On Wednesday, November 18, 2015 02:30:01 PM Stefan Karpinski wrote:
> Those numbers don't include any compilation (the allocations are too low).
> I'm seeing a similar thing. They're just implemented in really different
> ways. maxabs uses mapreduce, which seems to be a chronic source of
> less-than-optimal performance.
Not the problem:
julia> function mymaxabs(x)
s = abs(x[1])
@inbounds @simd for I in eachindex(x)
s = max(s, abs(x[I]))
end
s
end
mymaxabs (generic function with 1 method)
julia> x = randn(100000);
# warmup suppressed
julia> @time maxabs(x)
0.000425 seconds (5 allocations: 176 bytes)
4.513240114499124
julia> @time mymaxabs(x)
0.000642 seconds (5 allocations: 176 bytes)
4.513240114499124
(It doesn't actually get SIMDed, though.)
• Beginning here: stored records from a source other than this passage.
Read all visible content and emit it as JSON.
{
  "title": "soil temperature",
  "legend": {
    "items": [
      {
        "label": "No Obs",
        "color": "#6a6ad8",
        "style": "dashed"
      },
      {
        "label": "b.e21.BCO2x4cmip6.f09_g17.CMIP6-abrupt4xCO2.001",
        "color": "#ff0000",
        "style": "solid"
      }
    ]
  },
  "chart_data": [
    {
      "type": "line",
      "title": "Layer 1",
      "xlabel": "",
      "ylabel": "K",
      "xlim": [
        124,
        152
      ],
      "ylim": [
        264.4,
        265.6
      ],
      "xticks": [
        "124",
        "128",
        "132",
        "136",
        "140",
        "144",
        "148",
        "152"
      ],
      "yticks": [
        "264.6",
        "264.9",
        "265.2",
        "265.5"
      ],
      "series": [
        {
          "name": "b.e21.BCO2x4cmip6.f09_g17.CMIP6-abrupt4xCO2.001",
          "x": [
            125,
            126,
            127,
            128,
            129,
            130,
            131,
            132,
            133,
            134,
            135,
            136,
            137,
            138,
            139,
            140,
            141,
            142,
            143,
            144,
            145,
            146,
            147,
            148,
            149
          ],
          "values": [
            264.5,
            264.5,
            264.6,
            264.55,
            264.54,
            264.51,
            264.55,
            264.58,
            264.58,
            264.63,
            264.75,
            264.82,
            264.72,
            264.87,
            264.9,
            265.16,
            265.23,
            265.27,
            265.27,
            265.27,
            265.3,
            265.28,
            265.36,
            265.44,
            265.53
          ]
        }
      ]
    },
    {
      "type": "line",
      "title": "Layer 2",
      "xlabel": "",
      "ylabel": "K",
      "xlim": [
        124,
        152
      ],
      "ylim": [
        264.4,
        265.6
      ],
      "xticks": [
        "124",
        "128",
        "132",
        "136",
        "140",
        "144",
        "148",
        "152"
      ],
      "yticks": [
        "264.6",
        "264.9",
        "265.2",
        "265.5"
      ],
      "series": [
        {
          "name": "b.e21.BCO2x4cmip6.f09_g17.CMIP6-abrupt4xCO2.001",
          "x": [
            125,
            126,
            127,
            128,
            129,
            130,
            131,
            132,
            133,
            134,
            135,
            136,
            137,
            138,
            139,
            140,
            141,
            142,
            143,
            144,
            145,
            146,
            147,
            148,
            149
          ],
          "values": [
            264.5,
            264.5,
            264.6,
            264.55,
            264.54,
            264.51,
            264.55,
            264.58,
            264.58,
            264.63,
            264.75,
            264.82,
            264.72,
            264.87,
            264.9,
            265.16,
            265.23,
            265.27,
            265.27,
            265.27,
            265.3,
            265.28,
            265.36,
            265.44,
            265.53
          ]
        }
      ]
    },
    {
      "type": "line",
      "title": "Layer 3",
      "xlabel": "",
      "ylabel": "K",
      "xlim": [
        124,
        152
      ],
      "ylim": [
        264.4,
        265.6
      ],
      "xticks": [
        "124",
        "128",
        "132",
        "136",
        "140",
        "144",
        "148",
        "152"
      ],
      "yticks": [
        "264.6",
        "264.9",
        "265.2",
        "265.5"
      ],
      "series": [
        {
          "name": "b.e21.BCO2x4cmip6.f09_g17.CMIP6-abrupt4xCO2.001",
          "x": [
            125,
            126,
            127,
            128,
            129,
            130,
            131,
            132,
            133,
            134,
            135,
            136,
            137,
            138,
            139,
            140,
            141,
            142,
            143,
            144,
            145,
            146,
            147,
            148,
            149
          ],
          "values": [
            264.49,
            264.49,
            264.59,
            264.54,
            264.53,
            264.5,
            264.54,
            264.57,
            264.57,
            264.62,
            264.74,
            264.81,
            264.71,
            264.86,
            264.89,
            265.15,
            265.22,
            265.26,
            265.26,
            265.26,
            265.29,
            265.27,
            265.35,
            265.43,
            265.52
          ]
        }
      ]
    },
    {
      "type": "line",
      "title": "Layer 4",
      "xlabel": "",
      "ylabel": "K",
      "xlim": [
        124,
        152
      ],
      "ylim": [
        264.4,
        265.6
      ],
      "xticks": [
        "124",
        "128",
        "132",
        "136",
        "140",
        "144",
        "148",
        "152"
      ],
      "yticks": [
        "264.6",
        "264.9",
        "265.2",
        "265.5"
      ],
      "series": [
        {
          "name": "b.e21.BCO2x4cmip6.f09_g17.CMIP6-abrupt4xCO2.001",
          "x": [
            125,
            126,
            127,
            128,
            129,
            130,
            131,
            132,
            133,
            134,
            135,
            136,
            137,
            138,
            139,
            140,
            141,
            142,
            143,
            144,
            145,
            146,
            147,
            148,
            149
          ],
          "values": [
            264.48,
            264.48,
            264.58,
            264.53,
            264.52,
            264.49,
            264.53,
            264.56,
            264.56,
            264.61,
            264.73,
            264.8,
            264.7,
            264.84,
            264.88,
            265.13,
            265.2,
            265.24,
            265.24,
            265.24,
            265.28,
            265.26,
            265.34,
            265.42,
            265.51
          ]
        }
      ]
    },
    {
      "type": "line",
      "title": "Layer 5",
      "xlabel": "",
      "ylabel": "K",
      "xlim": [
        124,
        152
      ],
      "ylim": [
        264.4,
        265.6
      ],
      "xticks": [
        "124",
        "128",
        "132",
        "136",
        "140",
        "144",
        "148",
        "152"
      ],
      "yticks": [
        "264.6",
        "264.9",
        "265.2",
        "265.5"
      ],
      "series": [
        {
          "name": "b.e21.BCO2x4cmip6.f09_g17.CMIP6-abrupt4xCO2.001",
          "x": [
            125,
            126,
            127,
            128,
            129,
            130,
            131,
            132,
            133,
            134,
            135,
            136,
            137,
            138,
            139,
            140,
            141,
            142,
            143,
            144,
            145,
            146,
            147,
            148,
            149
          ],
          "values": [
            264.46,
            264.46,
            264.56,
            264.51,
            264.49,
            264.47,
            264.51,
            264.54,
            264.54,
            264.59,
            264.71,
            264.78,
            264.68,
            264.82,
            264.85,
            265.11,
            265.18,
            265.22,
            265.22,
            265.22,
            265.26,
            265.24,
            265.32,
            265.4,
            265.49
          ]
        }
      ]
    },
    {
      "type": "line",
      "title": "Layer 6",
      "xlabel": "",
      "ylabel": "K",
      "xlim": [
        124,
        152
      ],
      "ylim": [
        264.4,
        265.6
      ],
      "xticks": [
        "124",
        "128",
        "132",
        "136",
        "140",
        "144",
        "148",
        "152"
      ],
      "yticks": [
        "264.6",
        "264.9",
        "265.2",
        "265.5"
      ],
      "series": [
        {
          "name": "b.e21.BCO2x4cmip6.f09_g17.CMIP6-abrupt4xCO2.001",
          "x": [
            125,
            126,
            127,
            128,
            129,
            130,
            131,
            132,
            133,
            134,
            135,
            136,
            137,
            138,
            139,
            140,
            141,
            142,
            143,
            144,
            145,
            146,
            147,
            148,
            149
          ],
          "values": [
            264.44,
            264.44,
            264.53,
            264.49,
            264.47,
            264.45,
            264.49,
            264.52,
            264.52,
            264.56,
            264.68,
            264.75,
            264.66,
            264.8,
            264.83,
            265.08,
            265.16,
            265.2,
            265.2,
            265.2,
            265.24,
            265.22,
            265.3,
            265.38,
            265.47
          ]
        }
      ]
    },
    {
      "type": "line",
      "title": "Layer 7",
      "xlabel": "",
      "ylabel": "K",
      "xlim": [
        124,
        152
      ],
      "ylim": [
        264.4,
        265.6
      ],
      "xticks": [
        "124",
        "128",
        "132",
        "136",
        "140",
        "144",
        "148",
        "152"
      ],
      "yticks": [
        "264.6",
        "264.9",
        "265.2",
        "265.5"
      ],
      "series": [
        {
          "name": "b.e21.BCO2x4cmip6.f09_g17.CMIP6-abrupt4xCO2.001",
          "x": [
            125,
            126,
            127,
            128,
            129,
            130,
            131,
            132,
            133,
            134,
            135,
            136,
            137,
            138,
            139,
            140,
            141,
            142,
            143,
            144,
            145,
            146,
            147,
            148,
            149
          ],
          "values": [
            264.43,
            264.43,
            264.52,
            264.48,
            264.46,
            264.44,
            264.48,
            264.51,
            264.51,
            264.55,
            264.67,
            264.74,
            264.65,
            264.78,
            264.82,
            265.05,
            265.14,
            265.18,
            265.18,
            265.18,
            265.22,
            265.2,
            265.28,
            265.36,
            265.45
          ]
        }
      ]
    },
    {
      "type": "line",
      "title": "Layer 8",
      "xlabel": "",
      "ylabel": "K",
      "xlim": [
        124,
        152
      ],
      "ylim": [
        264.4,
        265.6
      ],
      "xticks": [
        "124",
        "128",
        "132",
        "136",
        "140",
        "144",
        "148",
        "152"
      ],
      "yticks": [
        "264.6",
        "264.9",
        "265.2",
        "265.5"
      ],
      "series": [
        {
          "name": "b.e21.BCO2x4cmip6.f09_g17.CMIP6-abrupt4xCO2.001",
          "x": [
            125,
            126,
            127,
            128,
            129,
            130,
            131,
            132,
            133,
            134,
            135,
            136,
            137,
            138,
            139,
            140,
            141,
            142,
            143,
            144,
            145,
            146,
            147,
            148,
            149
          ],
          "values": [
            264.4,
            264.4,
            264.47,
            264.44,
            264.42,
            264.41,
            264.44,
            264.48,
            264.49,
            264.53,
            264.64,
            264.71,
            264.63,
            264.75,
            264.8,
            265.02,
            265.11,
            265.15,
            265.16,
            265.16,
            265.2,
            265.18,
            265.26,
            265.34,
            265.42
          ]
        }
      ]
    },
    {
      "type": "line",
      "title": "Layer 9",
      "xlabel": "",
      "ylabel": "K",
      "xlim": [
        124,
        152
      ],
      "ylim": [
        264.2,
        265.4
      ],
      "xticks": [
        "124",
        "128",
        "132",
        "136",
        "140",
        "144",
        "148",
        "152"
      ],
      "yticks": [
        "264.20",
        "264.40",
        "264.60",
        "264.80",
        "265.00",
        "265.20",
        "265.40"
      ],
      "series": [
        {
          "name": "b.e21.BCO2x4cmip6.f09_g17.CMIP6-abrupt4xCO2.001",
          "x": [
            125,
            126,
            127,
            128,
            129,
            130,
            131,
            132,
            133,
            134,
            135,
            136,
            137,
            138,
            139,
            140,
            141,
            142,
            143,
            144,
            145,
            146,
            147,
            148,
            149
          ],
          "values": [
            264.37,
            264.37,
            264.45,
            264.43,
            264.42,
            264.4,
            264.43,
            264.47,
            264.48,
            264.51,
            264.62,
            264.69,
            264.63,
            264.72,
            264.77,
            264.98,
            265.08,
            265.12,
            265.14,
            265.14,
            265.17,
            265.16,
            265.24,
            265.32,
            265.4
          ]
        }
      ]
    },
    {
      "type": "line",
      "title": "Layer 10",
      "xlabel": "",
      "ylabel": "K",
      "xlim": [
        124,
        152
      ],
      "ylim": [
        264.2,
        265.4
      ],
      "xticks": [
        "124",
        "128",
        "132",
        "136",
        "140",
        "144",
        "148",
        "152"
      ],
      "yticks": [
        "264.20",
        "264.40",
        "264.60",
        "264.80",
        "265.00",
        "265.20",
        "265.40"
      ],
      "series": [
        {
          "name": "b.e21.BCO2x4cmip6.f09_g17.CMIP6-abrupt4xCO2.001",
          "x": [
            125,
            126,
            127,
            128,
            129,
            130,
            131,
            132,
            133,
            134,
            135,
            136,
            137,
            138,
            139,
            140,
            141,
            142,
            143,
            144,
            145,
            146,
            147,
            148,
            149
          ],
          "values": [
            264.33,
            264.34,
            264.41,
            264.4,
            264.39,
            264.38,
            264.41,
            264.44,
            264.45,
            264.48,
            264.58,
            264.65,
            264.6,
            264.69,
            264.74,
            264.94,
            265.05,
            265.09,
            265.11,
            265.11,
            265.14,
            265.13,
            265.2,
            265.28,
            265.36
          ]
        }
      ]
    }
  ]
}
I'm not entirely surprised. Multiplication is fast, and with 10^5 elements the
sqrt should not be the bottleneck.
--Tim
>
> On Wed, Nov 18, 2015 at 2:12 PM, Benjamin Deonovic <[email protected]>
>
> wrote:
> > Does norm use maxabs? If so this could be due to maxabs getting compiled.
> > try running both of the timed statements a second time.
> >
> > On Wednesday, November 18, 2015 at 10:41:48 AM UTC-6, Sisyphuss wrote:
> >> Interesting phenomenon: norm() is faster than maxabs()
> >>
> >> x = randn(100000)
> >> @time maxabs(x)
> >> @time norm(x)
> >>
> >>
> >> 0.000108 seconds (5 allocations: 176 bytes)
> >> 0.000040 seconds (5 allocations: 176 bytes)
> >>
> >> I have thought the contrary, for norm() requires N square and 1 square
> >> root; maxabs() requires 2N change of sign bit and N comparison.